'The Boer losses are said to be over 700 men.'[#]
[#] This statement does not appear in the Times report of General Buller's telegram.--TRANSLATOR.
No, General, we did not lose 700 men that day.
General Botha's report gave 8 dead and 20 wounded, while more than 2,000 English lay on the battle-field.
Round about the batteries especially the carnage had been terrible. The Boers, ambushed on a little kopje on the further side of the Tugela, 300 metres from the cannon, kept up an unerring fire for an hour.
December 15, be it noted, has long been a day of rejoicing in the Transvaal. It is the anniversary of the Battle of Bloedriver, when Pretorius, to avenge the massacre of Pieter Retief and over 500 Boers, defied the bands of the Zulu chief Dingaun. This was on December 15, 1838, and on that eventful day Pretorius and his 400 men left 3,000 Zulus on the field, with a loss of only three wounded themselves.
After Colenso the victors had another splendid opportunity. They might have pushed forward with the armies of Natal and the Free State. The English troops had, it is true, been reinforced, but the arms of the Republics were still victorious in every direction.
In the beginning, on the whole, the elements of success were overwhelmingly with the Boers.

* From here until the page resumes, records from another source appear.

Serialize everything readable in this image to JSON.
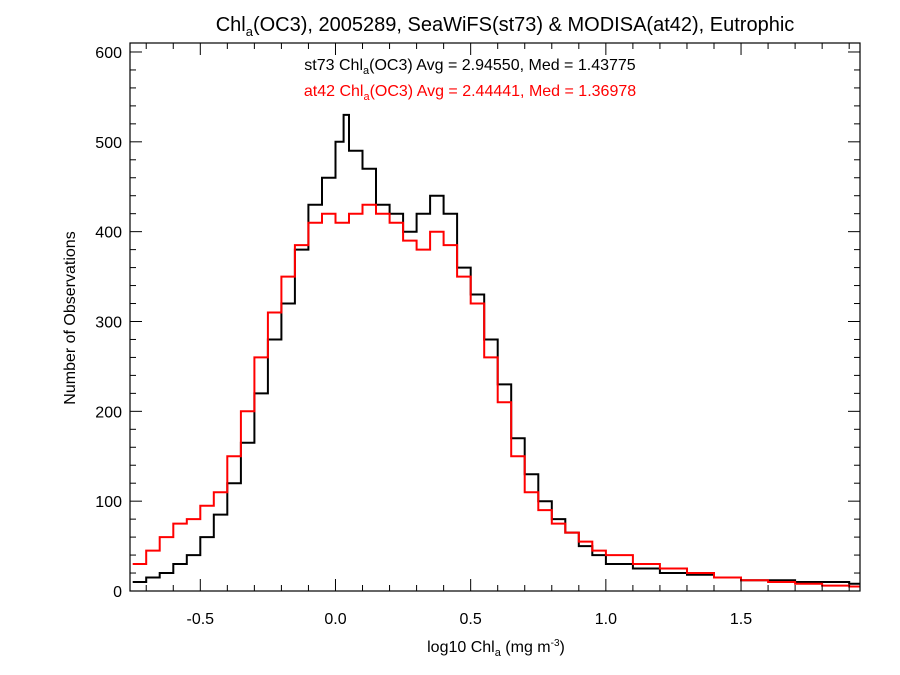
{
  "chart_data": {
    "type": "line",
    "step": true,
    "title": {
      "prefix": "Chl",
      "sub": "a",
      "suffix": "(OC3), 2005289, SeaWiFS(st73) & MODISA(at42), Eutrophic"
    },
    "xlabel": {
      "prefix": "log10 Chl",
      "sub": "a",
      "mid": " (mg m",
      "sup": "-3",
      "suffix": ")"
    },
    "ylabel": "Number of Observations",
    "xlim": [
      -0.76,
      1.94
    ],
    "ylim": [
      0,
      610
    ],
    "x_ticks": [
      -0.5,
      0.0,
      0.5,
      1.0,
      1.5
    ],
    "x_tick_labels": [
      "-0.5",
      "0.0",
      "0.5",
      "1.0",
      "1.5"
    ],
    "y_ticks": [
      0,
      100,
      200,
      300,
      400,
      500,
      600
    ],
    "y_tick_labels": [
      "0",
      "100",
      "200",
      "300",
      "400",
      "500",
      "600"
    ],
    "annotations": [
      {
        "prefix": "st73 Chl",
        "sub": "a",
        "suffix": "(OC3) Avg = 2.94550, Med = 1.43775",
        "color": "#000000"
      },
      {
        "prefix": "at42 Chl",
        "sub": "a",
        "suffix": "(OC3) Avg = 2.44441, Med = 1.36978",
        "color": "#ff0000"
      }
    ],
    "series": [
      {
        "color": "#000000",
        "x": [
          -0.75,
          -0.7,
          -0.65,
          -0.6,
          -0.55,
          -0.5,
          -0.45,
          -0.4,
          -0.35,
          -0.3,
          -0.25,
          -0.2,
          -0.15,
          -0.1,
          -0.05,
          0.0,
          0.03,
          0.05,
          0.1,
          0.15,
          0.2,
          0.25,
          0.3,
          0.35,
          0.4,
          0.45,
          0.5,
          0.55,
          0.6,
          0.65,
          0.7,
          0.75,
          0.8,
          0.85,
          0.9,
          0.95,
          1.0,
          1.1,
          1.2,
          1.3,
          1.4,
          1.5,
          1.6,
          1.7,
          1.8,
          1.9
        ],
        "y": [
          10,
          15,
          20,
          30,
          40,
          60,
          85,
          120,
          165,
          220,
          280,
          320,
          380,
          430,
          460,
          500,
          530,
          490,
          470,
          430,
          420,
          400,
          420,
          440,
          420,
          360,
          330,
          280,
          230,
          170,
          130,
          100,
          80,
          65,
          50,
          40,
          30,
          25,
          20,
          18,
          15,
          12,
          12,
          10,
          10,
          8
        ]
      },
      {
        "color": "#ff0000",
        "x": [
          -0.75,
          -0.7,
          -0.65,
          -0.6,
          -0.55,
          -0.5,
          -0.45,
          -0.4,
          -0.35,
          -0.3,
          -0.25,
          -0.2,
          -0.15,
          -0.1,
          -0.05,
          0.0,
          0.05,
          0.1,
          0.15,
          0.2,
          0.25,
          0.3,
          0.35,
          0.4,
          0.45,
          0.5,
          0.55,
          0.6,
          0.65,
          0.7,
          0.75,
          0.8,
          0.85,
          0.9,
          0.95,
          1.0,
          1.1,
          1.2,
          1.3,
          1.4,
          1.5,
          1.6,
          1.7,
          1.8,
          1.9
        ],
        "y": [
          30,
          45,
          60,
          75,
          80,
          95,
          110,
          150,
          200,
          260,
          310,
          350,
          385,
          410,
          420,
          410,
          420,
          430,
          420,
          410,
          390,
          380,
          400,
          385,
          350,
          320,
          260,
          210,
          150,
          110,
          90,
          75,
          65,
          55,
          45,
          40,
          30,
          25,
          20,
          15,
          12,
          10,
          8,
          6,
          5
        ]
      }
    ]
  }
}
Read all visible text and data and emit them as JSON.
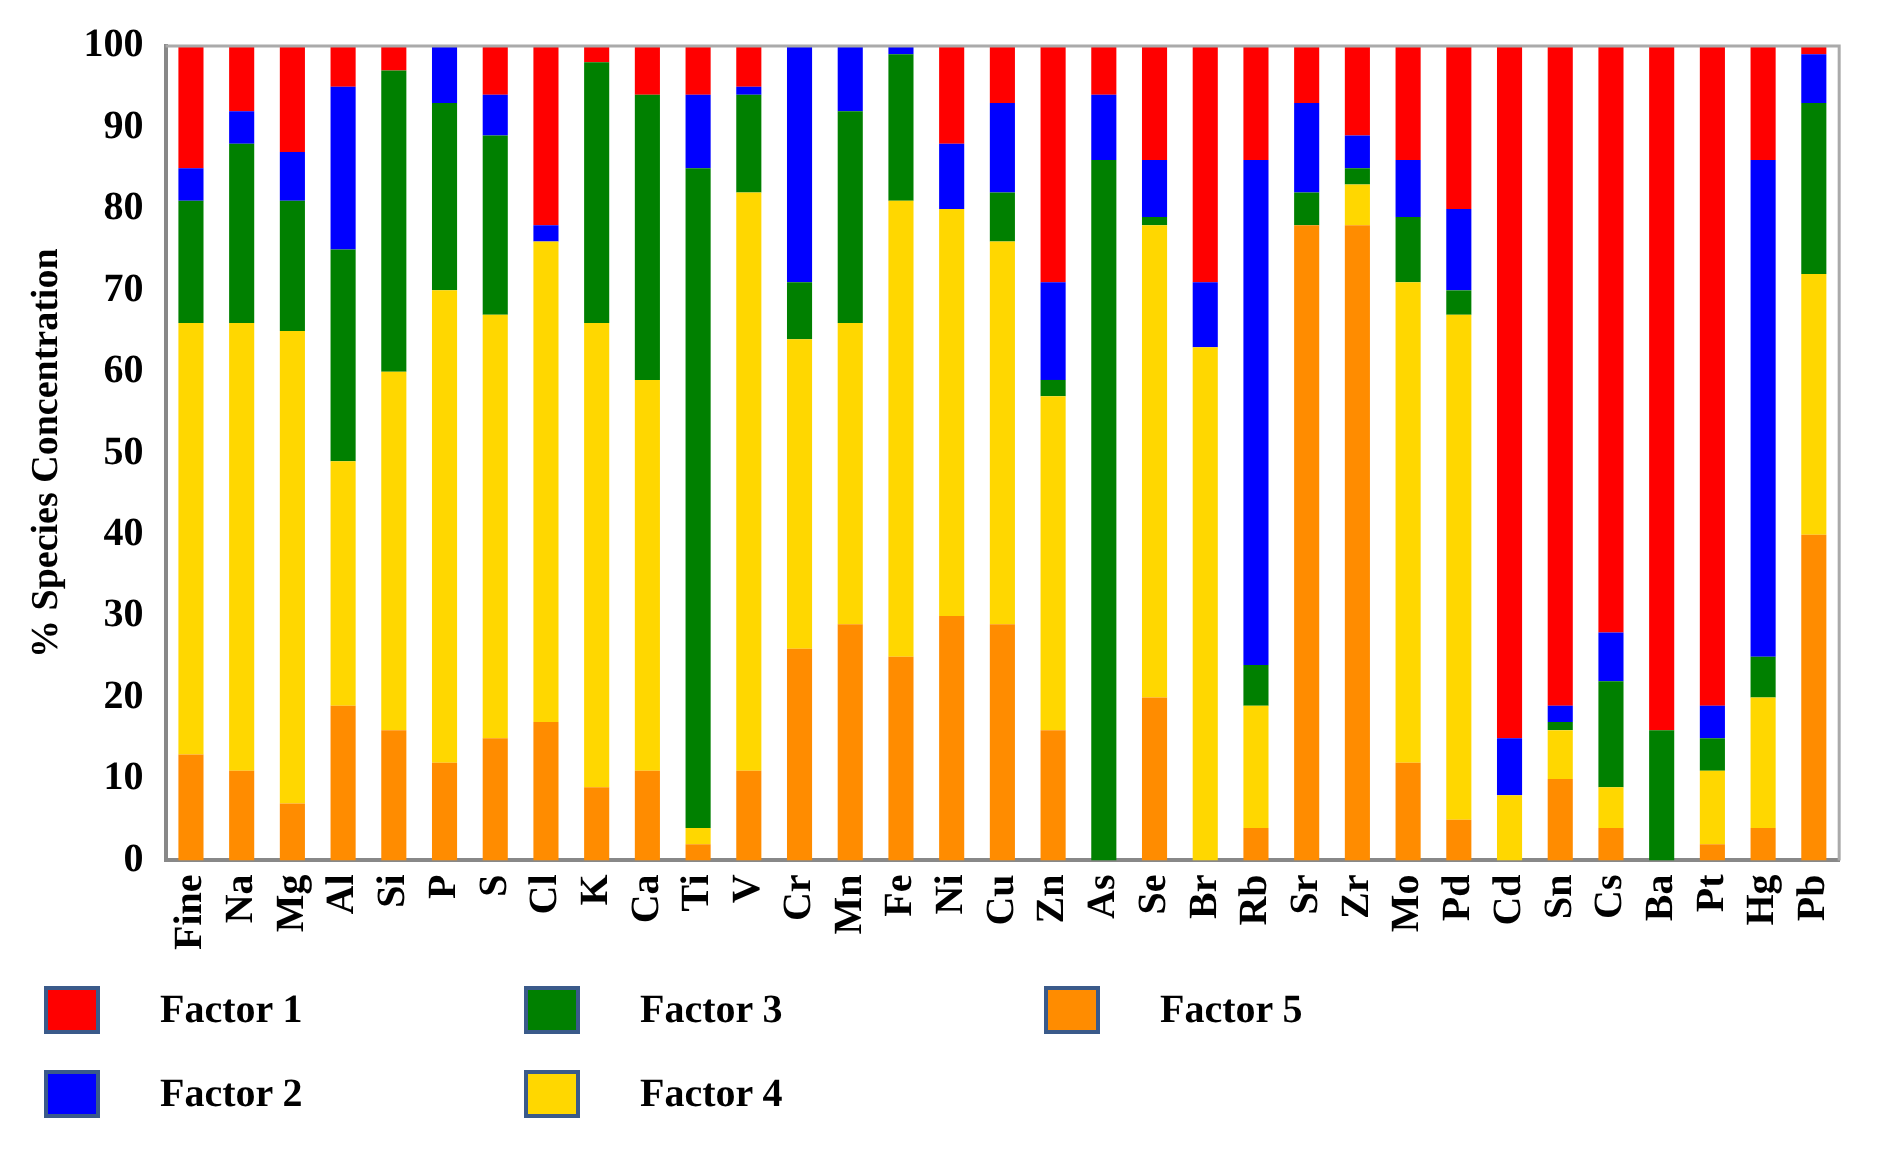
{
  "chart_data": {
    "type": "bar",
    "ylabel": "% Species Concentration",
    "stacked": true,
    "grid": false,
    "legend": "bottom",
    "categories": [
      "Fine",
      "Na",
      "Mg",
      "Al",
      "Si",
      "P",
      "S",
      "Cl",
      "K",
      "Ca",
      "Ti",
      "V",
      "Cr",
      "Mn",
      "Fe",
      "Ni",
      "Cu",
      "Zn",
      "As",
      "Se",
      "Br",
      "Rb",
      "Sr",
      "Zr",
      "Mo",
      "Pd",
      "Cd",
      "Sn",
      "Cs",
      "Ba",
      "Pt",
      "Hg",
      "Pb"
    ],
    "ylim": [
      0,
      100
    ],
    "yticks": [
      0,
      10,
      20,
      30,
      40,
      50,
      60,
      70,
      80,
      90,
      100
    ],
    "series": [
      {
        "name": "Factor 5",
        "color": "#ff8c00",
        "values": [
          13,
          11,
          7,
          19,
          16,
          12,
          15,
          17,
          9,
          11,
          2,
          11,
          26,
          29,
          25,
          30,
          29,
          16,
          0,
          20,
          0,
          4,
          78,
          78,
          12,
          5,
          0,
          10,
          4,
          0,
          2,
          4,
          40
        ]
      },
      {
        "name": "Factor 4",
        "color": "#ffd700",
        "values": [
          53,
          55,
          58,
          30,
          44,
          58,
          52,
          59,
          57,
          48,
          2,
          71,
          38,
          37,
          56,
          50,
          47,
          41,
          0,
          58,
          63,
          15,
          0,
          5,
          59,
          62,
          8,
          6,
          5,
          0,
          9,
          16,
          32
        ]
      },
      {
        "name": "Factor 3",
        "color": "#008000",
        "values": [
          15,
          22,
          16,
          26,
          37,
          23,
          22,
          0,
          32,
          35,
          81,
          12,
          7,
          26,
          18,
          0,
          6,
          2,
          86,
          1,
          0,
          5,
          4,
          2,
          8,
          3,
          0,
          1,
          13,
          16,
          4,
          5,
          21
        ]
      },
      {
        "name": "Factor 2",
        "color": "#0000ff",
        "values": [
          4,
          4,
          6,
          20,
          0,
          7,
          5,
          2,
          0,
          0,
          9,
          1,
          29,
          8,
          1,
          8,
          11,
          12,
          8,
          7,
          8,
          62,
          11,
          4,
          7,
          10,
          7,
          2,
          6,
          0,
          4,
          61,
          6
        ]
      },
      {
        "name": "Factor 1",
        "color": "#ff0000",
        "values": [
          15,
          8,
          13,
          5,
          3,
          0,
          6,
          22,
          2,
          6,
          6,
          5,
          0,
          0,
          0,
          12,
          7,
          29,
          6,
          14,
          29,
          14,
          7,
          11,
          14,
          20,
          85,
          81,
          72,
          84,
          81,
          14,
          1
        ]
      }
    ]
  }
}
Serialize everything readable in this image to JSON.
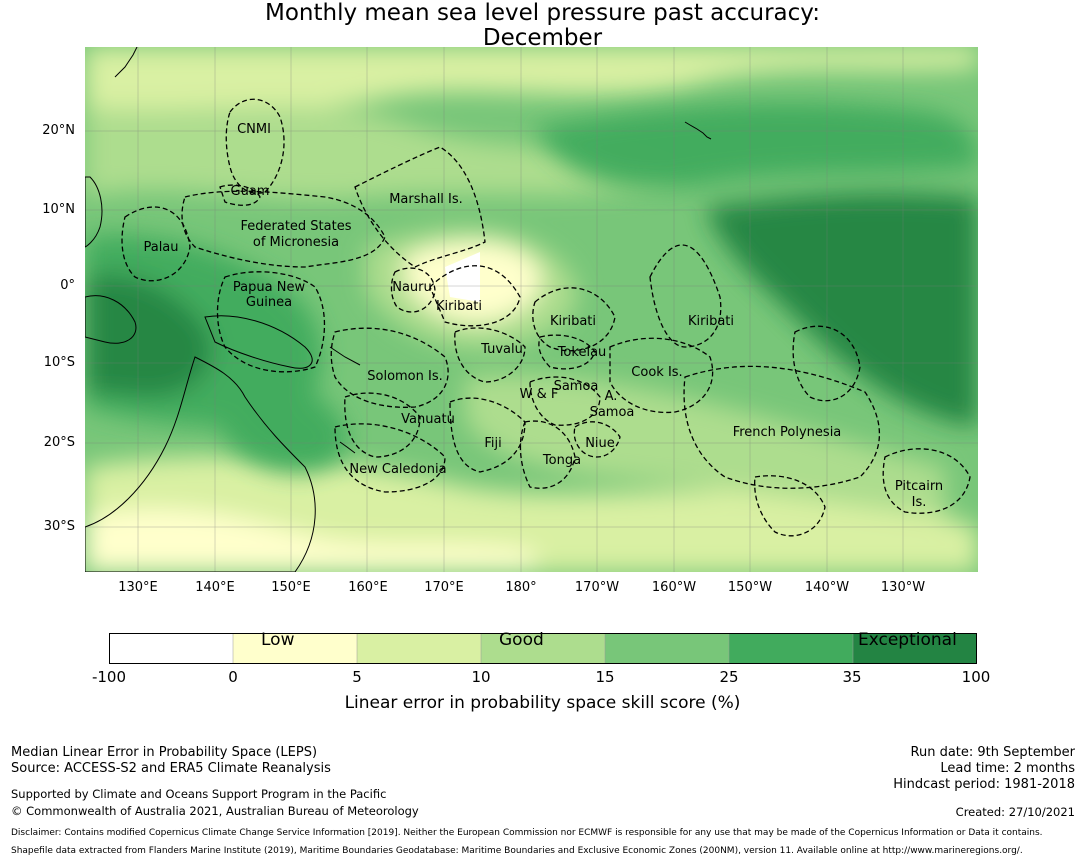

These were superiority of numbers, of marksmanship, a profound knowledge of the country, of which no accurate maps exist, and the great distances between their opponents and such reinforcements as the latter could depend on. It might have been said that the fortune of war, taking into account the right and justice of their cause, had been pleased to place all the elements of victory in their hands. But neither the advice offered by the most authoritative voices and based on the great teachings of military history, nor the entreaties dictated by the most generous devotion to the cause of the Boers, could rouse the superiors in command from the apathy that seemed to have overtaken them.
Christmas passed in rejoicings on both sides. The belligerents exchanged Christmas and New Year good wishes by the medium of shells specially prepared, containing sweets, chocolates, etc. New Year's Day found them all much in the same positions. The bombardment of the three towns, Mafeking, Kimberley, and Ladysmith, continued.
However, on January 6 Joubert made up his mind to attack--if, indeed, that strange encounter, aimless and incoherent, can be called an attack. Was it an assault by the besiegers or a sortie of the besieged? Perhaps both. It took place at Platrand. Four or five hundred of Prinsloo's men were seriously engaged; the others (there were 6,000 round the town) took up positions early in the morning, quitted them towards ten o'clock to come back and breakfast in camp, returned to them later, and remained for the rest of the day 1,800 yards from the town, which was no longer defended, without firing a shot, without a thought of throwing themselves against it or of going to the help of their comrades, hotly engaged close by. In the evening they went back quietly to camp, while the commandos of Zand River, Harrismith, Heilbron, and Kroonstad had fifty-four killed and ninety-five wounded. The English lost 138 killed and over 200 wounded. A little dash, decision, and cohesion, and the town might have been taken. Such was Colonel de Villebois-Mareuil's opinion.